L’existence d’une obligation non contestable.
Le juge constate que les livraisons de semences ont été réalisées et acceptées par la société débitrice. Il relève que « les factures établies par l’EARL [Q] [T] d’une part à hauteur de 4.333,94 € TTC, et par l’EARL LES CARREAUX d’autre part pour un montant de 10.908,70 € TTC sont demeurées impayées, malgré mise en demeure du 14 octobre 2025 » (Motifs). En l’absence de contestation de la partie défenderesse, le juge dispose d’éléments suffisants pour accorder une provision. Cette décision confirme la valeur probante des bons de livraison et des factures non contestés. La portée de ce raisonnement est de rappeler que l’absence de comparution ne fait pas obstacle à la demande.
L’office du juge des référés face à une partie non comparante.
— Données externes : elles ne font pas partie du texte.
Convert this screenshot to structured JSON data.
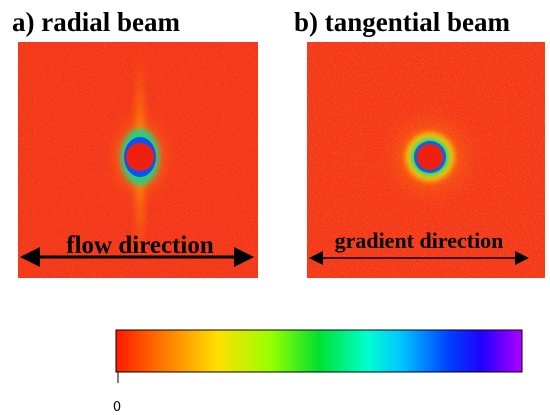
{
  "panels": [
    {
      "title": "a) radial beam",
      "direction": "flow direction"
    },
    {
      "title": "b) tangential beam",
      "direction": "gradient direction"
    }
  ],
  "colorbar": {
    "tick": "0"
  }
}
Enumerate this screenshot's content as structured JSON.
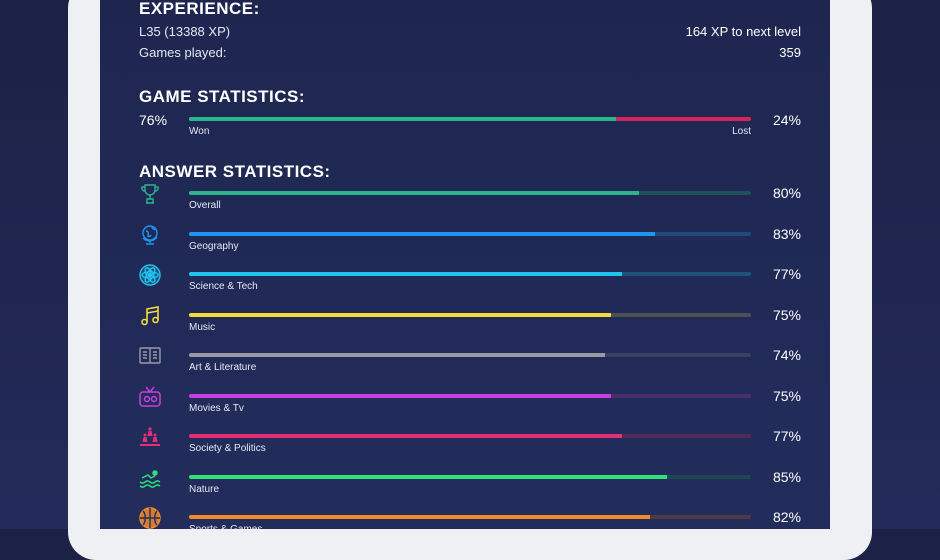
{
  "experience": {
    "title": "EXPERIENCE:",
    "level_text": "L35 (13388 XP)",
    "next_level_text": "164 XP to next level",
    "games_played_label": "Games played:",
    "games_played_value": "359"
  },
  "game_stats": {
    "title": "GAME STATISTICS:",
    "won_pct_text": "76%",
    "lost_pct_text": "24%",
    "won_label": "Won",
    "lost_label": "Lost",
    "won_fraction": 0.76,
    "won_color": "#2bb58e",
    "lost_color": "#d5245b"
  },
  "answer_stats": {
    "title": "ANSWER STATISTICS:",
    "categories": [
      {
        "label": "Overall",
        "pct_text": "80%",
        "fraction": 0.8,
        "color": "#2bb58e",
        "track": "#224f5c",
        "icon": "trophy-icon"
      },
      {
        "label": "Geography",
        "pct_text": "83%",
        "fraction": 0.83,
        "color": "#1e96f0",
        "track": "#1f4a7a",
        "icon": "globe-icon"
      },
      {
        "label": "Science & Tech",
        "pct_text": "77%",
        "fraction": 0.77,
        "color": "#20c4ef",
        "track": "#1d527a",
        "icon": "atom-icon"
      },
      {
        "label": "Music",
        "pct_text": "75%",
        "fraction": 0.75,
        "color": "#f2dc3c",
        "track": "#4c5050",
        "icon": "music-note-icon"
      },
      {
        "label": "Art & Literature",
        "pct_text": "74%",
        "fraction": 0.74,
        "color": "#9a9aa6",
        "track": "#3a4064",
        "icon": "book-icon"
      },
      {
        "label": "Movies & Tv",
        "pct_text": "75%",
        "fraction": 0.75,
        "color": "#c83fe0",
        "track": "#49306c",
        "icon": "tv-icon"
      },
      {
        "label": "Society & Politics",
        "pct_text": "77%",
        "fraction": 0.77,
        "color": "#e32f7a",
        "track": "#4e2b58",
        "icon": "people-icon"
      },
      {
        "label": "Nature",
        "pct_text": "85%",
        "fraction": 0.85,
        "color": "#2de07a",
        "track": "#1d4a52",
        "icon": "swimmer-icon"
      },
      {
        "label": "Sports & Games",
        "pct_text": "82%",
        "fraction": 0.82,
        "color": "#f28b2a",
        "track": "#4e3a44",
        "icon": "basketball-icon"
      }
    ]
  }
}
Le juge apprécie souverainement le caractère non sérieusement contestable de l’obligation au vu des seules pièces produites. Il dispose que « Qu’il y a donc lieu, au vu des pièces versées par les demanderesses, et en l’absence de contestation de la défenderesse, de condamner » (Motifs). Cette solution illustre le pouvoir du juge des référés d’octroyer une provision sans débat contradictoire. La portée est de sécuriser le créancier face à un débiteur qui ne se présente pas. Le sens de cette ordonnance est de faire application classique des règles de la procédure de référé.